Two bugs in the streaming chat-completions path caused provider timeout
configuration to be silently ignored:
1. Hardcoded connect/pool timeout. The httpx.Timeout for streaming
calls used hardcoded connect=30.0 and pool=30.0 regardless of the
user's providers.<id>.request_timeout_seconds config. If the custom
provider (e.g. Ollama) was unreachable, the call always waited
exactly 30s before failing, ignoring any configured timeout.
Fix: use min(_base_timeout, 60.0) for connect and pool when a
provider timeout is configured, falling back to 30.0 otherwise.
The 60s cap addresses review feedback (TCP handshake shouldn't
wait the inference timeout — connect/pool cover the connection
layer, not model latency).
2. Streaming stale-stream detector ignored provider config. The
stale detector read only HERMES_STREAM_STALE_TIMEOUT (env default
180s). The providers.<id>.stale_timeout_seconds key (correctly
used in the non-streaming path) was never consulted.
Fix: check get_provider_stale_timeout(provider, model) first,
then fall back to the env var. Aligns the streaming path with
the non-streaming path's priority chain (config > env > default).
Salvage shape diverged from PR #25260: the function moved to
agent/chat_completion_helpers.py and the contributor's two commits
(initial fix + 60s-cap review follow-up) are squashed into one final
commit applied at the new location.
Original diagnosis, fix shape, AND the 60s-cap review response from
@zccyman in PR #25260; credited via Co-authored-by.
Co-authored-by: zccyman <16263913+zccyman@users.noreply.github.com>
Original commit 75e5d0f6b by hueilau targeted _build_api_kwargs in
pre-refactor run_agent.py.
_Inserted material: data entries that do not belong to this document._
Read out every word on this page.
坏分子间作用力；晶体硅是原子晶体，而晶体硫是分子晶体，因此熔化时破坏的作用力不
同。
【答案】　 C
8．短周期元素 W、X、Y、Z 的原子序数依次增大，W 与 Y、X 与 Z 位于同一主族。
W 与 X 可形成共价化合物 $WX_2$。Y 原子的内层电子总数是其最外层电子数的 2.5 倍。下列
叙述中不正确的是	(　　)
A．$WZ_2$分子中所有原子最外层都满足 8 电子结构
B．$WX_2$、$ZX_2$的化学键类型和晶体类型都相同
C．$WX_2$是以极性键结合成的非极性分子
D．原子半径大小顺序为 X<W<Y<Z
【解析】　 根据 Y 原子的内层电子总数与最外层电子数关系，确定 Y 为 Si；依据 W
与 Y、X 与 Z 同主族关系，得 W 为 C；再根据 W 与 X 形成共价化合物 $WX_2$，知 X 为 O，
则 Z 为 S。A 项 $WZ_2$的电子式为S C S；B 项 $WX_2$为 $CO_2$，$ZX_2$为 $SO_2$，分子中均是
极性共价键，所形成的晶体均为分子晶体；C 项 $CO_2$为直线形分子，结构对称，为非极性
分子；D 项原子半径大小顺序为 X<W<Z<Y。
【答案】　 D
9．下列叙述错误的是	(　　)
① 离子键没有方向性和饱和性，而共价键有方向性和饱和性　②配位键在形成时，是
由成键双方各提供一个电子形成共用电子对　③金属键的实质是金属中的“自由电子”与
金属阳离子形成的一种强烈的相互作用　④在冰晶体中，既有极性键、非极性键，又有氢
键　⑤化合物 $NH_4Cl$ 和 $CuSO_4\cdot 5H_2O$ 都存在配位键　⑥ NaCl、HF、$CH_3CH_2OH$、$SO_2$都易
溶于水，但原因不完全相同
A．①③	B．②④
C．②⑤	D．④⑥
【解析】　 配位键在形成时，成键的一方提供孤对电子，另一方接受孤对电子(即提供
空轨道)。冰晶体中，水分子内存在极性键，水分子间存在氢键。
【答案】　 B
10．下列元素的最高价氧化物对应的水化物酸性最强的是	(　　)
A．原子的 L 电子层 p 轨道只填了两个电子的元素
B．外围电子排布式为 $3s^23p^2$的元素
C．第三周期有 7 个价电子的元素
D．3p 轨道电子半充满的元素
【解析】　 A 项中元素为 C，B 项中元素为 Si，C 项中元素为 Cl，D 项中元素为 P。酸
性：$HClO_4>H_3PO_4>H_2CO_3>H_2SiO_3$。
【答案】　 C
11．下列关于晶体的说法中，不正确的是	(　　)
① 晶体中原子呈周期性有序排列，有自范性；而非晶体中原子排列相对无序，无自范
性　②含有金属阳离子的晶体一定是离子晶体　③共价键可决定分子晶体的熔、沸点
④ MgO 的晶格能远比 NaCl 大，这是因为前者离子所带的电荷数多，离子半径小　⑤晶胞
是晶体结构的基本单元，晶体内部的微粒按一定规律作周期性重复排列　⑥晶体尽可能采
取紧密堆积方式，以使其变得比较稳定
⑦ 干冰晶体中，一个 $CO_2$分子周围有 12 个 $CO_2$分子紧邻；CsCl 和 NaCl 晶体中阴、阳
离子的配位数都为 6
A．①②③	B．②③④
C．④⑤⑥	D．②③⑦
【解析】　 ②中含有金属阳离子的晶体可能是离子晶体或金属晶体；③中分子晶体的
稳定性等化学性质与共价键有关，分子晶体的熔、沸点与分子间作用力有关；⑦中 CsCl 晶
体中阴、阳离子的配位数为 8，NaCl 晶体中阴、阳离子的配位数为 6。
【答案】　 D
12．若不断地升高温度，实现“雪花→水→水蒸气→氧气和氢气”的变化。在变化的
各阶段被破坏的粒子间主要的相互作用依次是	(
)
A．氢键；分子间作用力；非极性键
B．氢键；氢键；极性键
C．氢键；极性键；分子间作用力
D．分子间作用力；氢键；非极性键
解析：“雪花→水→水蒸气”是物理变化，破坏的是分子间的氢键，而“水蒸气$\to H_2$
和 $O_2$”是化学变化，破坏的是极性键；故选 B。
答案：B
The body now lives in
agent/chat_completion_helpers.build_api_kwargs — re-applied there.
Also: switch the custom_providers forward (from 21078ebce) to use
getattr() — tests build a bare AIAgent via __new__ and would otherwise
hit AttributeError on _custom_providers.
Co-authored-by: hueilau <33933019+hueilau@users.noreply.github.com>
Original commit 21078ebce by PaTTeeL targeted _try_activate_fallback in
pre-refactor run_agent.py. The body now lives in
agent/chat_completion_helpers.try_activate_fallback — re-applied there.
Co-authored-by: PaTTeeL <9150277+PaTTeeL@users.noreply.github.com>
Original commit 9c304a7f5 by helix4u targeted _flatten_exception_chain,
_summarize_api_error, and the _call streaming retry loop in pre-refactor
run_agent.py. Re-applied to:
- New _is_provider_stream_parse_error helper → run_agent.py (next
to _flatten_exception_chain in the AIAgent class)
- _summarize_api_error early-return for the malformed-streaming
ValueError → run_agent.py (kept method body)
- _call streaming retry: _is_stream_parse_err flag wired into
_is_transient AND the post-exhaustion branch + dedicated
malformed-streaming user-status string → agent/chat_completion_helpers.py
(the _call body now lives there)
Co-authored-by: helix4u <4317663+helix4u@users.noreply.github.com>
Original commit b62c99797 by Jaaneek targeted six locations in
pre-refactor run_agent.py. Re-applied to the extracted post-PR locations:
- api_mode dispatch → agent/agent_init.py
- is_xai_responses build_api_kwargs → agent/chat_completion_helpers.py
- codex_auth_retry block + 401 hint → agent/conversation_loop.py
- _try_refresh_codex_client_credentials body → run_agent.py (kept)
The non-run_agent.py portions of the commit (auxiliary_client, codex
transport, hermes_cli/auth, tools/xai_http, tests, docs) merged cleanly
from main via the prior merge commit.
Co-authored-by: Jaaneek <Jaaneek@users.noreply.github.com>
Move _interruptible_streaming_api_call out of run_agent.py — the biggest
single method in the file. Body lives next to interruptible_api_call
in agent/chat_completion_helpers.py so streaming + non-streaming code
share one home.
Nested closures (_call_chat_completions, _call_anthropic, the codex
stream branch) all come along with the body and still capture the
parent function's locals as expected.
AIAgent keeps a thin forwarder method. is_local_endpoint added to
the import block (used by the stream stale-timeout disable logic).
One source-introspection test in TestAnthropicInterruptHandler is
updated to scan agent.chat_completion_helpers.interruptible_streaming_api_call
instead of AIAgent._interruptible_streaming_api_call.
tests/run_agent/ + tests/agent/: 4312 passed (same pre-existing
test_auxiliary_client failure).
run_agent.py: 12277 -> 11385 lines (-892).